9. Which startups in the martech and adtech industries are you keenly following?
It’s a few years old now but Integrate is a company I continue to watch and admire. Full disclosure, I was an early adopter of Integrate and as such, developed a strong relationship with them. But that is not why I continue to be impressed by them. Integrate took a pain point that most B-to-B marketers were experiencing — importing “leads” from media partners into Salesforce — and created a simple solution: a platform that connects the media vendor to Salesforce. The platform normalizes the data and spits back any incomplete records or those that don’t meet the user defined specifications. It’s so simple, but saves a lot of manual labor and wasted ad dollars. They’re also, almost maniacally, focused on understanding their customer, their customer’s pain points, as well as the role of marketing as a whole so their content is valuable. It’s easy to understand why they continue to see exponential growth.

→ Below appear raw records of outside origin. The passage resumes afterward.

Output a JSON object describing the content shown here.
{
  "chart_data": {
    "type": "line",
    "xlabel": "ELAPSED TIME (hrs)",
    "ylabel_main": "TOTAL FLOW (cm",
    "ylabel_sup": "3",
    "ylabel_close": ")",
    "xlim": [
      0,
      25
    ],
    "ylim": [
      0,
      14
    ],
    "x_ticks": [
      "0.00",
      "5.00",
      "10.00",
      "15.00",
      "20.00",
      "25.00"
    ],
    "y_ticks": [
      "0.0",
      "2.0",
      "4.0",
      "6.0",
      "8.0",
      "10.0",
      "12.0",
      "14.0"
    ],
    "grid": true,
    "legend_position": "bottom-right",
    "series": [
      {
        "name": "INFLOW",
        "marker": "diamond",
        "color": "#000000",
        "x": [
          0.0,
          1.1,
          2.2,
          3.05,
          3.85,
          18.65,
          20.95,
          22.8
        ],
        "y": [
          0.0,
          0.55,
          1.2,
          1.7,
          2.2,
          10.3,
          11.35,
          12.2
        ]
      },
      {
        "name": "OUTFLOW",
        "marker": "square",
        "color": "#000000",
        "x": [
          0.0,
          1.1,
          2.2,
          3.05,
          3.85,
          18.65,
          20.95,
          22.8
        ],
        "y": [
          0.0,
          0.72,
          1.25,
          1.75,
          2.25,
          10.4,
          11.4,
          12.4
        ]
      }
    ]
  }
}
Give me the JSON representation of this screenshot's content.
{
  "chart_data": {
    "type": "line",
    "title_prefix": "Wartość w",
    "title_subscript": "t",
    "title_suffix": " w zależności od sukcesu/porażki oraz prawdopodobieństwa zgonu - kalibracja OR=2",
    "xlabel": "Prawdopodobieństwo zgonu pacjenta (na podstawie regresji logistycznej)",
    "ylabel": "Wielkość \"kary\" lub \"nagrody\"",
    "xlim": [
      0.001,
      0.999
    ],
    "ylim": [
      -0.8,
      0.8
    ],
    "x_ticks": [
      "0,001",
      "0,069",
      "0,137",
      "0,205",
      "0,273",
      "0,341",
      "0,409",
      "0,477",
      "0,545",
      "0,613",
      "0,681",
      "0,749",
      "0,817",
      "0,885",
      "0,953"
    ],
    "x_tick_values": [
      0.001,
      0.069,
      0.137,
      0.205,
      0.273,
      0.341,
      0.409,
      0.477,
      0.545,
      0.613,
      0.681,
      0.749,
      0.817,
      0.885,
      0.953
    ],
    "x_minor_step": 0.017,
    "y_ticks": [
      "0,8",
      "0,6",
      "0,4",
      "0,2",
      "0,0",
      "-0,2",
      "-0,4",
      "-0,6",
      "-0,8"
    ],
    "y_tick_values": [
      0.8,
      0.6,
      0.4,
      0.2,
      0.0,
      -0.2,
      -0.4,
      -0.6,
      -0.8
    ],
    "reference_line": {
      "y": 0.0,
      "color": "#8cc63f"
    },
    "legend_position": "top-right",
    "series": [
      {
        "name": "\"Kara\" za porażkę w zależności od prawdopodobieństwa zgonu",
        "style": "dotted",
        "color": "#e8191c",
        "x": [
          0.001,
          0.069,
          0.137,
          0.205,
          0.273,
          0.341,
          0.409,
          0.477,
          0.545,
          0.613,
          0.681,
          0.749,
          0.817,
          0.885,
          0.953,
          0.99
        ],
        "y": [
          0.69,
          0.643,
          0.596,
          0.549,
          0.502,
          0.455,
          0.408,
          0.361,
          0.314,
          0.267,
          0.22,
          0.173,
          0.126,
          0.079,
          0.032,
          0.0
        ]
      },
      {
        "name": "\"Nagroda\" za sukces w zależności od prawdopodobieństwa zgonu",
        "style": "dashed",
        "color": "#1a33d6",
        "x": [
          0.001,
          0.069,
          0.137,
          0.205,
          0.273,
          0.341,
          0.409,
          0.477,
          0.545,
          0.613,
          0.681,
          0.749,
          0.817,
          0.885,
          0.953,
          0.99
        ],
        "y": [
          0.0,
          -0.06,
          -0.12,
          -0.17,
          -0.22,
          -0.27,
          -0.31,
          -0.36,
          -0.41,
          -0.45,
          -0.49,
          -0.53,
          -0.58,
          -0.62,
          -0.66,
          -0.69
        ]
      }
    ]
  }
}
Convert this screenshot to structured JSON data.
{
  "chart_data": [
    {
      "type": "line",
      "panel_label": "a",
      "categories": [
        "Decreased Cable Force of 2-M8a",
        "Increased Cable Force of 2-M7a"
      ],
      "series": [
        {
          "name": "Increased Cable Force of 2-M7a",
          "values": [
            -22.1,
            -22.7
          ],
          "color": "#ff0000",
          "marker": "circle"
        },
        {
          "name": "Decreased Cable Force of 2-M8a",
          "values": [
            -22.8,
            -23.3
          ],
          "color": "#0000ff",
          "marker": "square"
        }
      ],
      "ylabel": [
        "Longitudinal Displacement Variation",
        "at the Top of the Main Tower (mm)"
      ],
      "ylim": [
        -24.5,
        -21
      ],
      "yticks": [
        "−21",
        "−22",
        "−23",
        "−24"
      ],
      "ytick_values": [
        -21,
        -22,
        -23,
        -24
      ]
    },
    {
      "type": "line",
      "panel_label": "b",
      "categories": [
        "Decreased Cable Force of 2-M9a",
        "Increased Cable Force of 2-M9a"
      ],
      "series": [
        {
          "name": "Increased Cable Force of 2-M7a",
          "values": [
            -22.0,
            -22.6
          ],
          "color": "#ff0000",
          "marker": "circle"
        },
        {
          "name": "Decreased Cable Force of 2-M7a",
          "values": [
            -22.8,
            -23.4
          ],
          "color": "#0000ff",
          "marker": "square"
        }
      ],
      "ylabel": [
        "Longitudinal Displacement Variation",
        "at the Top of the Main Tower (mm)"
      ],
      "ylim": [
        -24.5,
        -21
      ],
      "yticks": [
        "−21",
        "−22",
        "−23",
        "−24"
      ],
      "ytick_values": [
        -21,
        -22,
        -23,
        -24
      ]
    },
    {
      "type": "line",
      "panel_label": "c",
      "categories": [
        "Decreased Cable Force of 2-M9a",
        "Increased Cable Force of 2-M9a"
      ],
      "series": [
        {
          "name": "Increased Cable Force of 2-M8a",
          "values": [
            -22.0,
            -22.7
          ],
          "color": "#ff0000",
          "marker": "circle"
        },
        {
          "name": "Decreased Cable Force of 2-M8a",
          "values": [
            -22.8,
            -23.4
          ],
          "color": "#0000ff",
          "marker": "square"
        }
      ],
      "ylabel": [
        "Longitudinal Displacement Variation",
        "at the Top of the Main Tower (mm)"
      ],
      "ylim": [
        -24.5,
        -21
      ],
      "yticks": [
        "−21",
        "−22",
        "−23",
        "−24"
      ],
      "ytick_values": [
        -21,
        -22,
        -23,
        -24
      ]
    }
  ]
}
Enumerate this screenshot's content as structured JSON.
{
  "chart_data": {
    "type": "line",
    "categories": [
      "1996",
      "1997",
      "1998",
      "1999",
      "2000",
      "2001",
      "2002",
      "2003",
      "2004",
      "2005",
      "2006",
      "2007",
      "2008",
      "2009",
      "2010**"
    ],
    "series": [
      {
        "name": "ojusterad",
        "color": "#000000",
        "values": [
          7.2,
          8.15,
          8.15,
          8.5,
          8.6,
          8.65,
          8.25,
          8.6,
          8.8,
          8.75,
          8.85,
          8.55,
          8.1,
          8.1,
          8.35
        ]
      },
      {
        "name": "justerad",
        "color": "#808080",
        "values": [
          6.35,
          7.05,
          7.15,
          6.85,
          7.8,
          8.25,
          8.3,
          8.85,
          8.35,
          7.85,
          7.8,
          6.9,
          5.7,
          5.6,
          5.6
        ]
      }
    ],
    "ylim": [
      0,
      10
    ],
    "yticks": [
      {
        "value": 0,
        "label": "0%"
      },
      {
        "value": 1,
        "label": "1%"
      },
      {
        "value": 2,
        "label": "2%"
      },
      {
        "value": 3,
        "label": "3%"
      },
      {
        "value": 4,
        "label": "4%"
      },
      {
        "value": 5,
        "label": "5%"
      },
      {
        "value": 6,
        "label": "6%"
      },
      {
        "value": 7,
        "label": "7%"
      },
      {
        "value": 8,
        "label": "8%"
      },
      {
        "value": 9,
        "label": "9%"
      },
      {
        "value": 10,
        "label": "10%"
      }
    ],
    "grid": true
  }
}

10. Elaborate on your best digital marketing campaign. How did you measure the performance among your audience?
My team built an always-on data-driven digital campaign that was built to engage buyers and customers when they were in the market looking for a solution that my company could solve — not a point in time campaign that ran off of my antiquated campaign calendar (traditional marketers are holding on tight to their campaign calendars, but I believe we should leave them back in 2010 where they belong). The reality is that business buyers buy according to their budget cycle, so our campaign was designed to be ready to engage them when they were prepared. The only way to accomplish this is with an always-on model based on a MarTech stack that is integrated and set up to respond automatically.
When we measured how digital engagement was affecting our pipeline (we hired SiriusDecisions to analyze this), we found out it was bringing in more pipeline than anything else we were doing as a company (shocking considering we know all buying starts digitally — I’m being ironic here). And when we looked at how digital engagement was affecting revenue, we saw that digitally engaged accounts closed 16% more of the time than non-digitally engaged accounts and at a 44% higher Average Selling Price (ASP).
11. What book are you currently reading?
A few actually. From a business perspective, I just re-read Play Bigger by Al Ramadan, Dave Petersen, Christopher Lochhead and Kevin Maney. I love this book. I had my whole team read it and then bought a copy for my CEO.
On a personal level, I’m reading Razzle Dazzle by Michael Reidel, which is about the history of Broadway. It’s fascinating. And I’m also reading a young adult novel called The Curious Incident of the Dog in the Night-Time by Mark Haddon because my 17-year old daughter just finished reading it and passed it on to me. I like to read what she reads because it gives me insight.
12. What’s one piece of advice you always follow irrespective of circumstances?
Approach everything from a starting point of ‘what can I learn?’ Every experience is an opportunity to learn something new, and to grow as a person and a professional. Find people and experiences that will stretch you and help you develop. Throughout my career, I’ve been fortunate to have had so many wonderful mentors and in turn I try to mentor others through situations – both positive and negative – to help them expand their skill set. When you approach everything this way, you’ll be surprised how much you’ll get out of even the most difficult people and situations.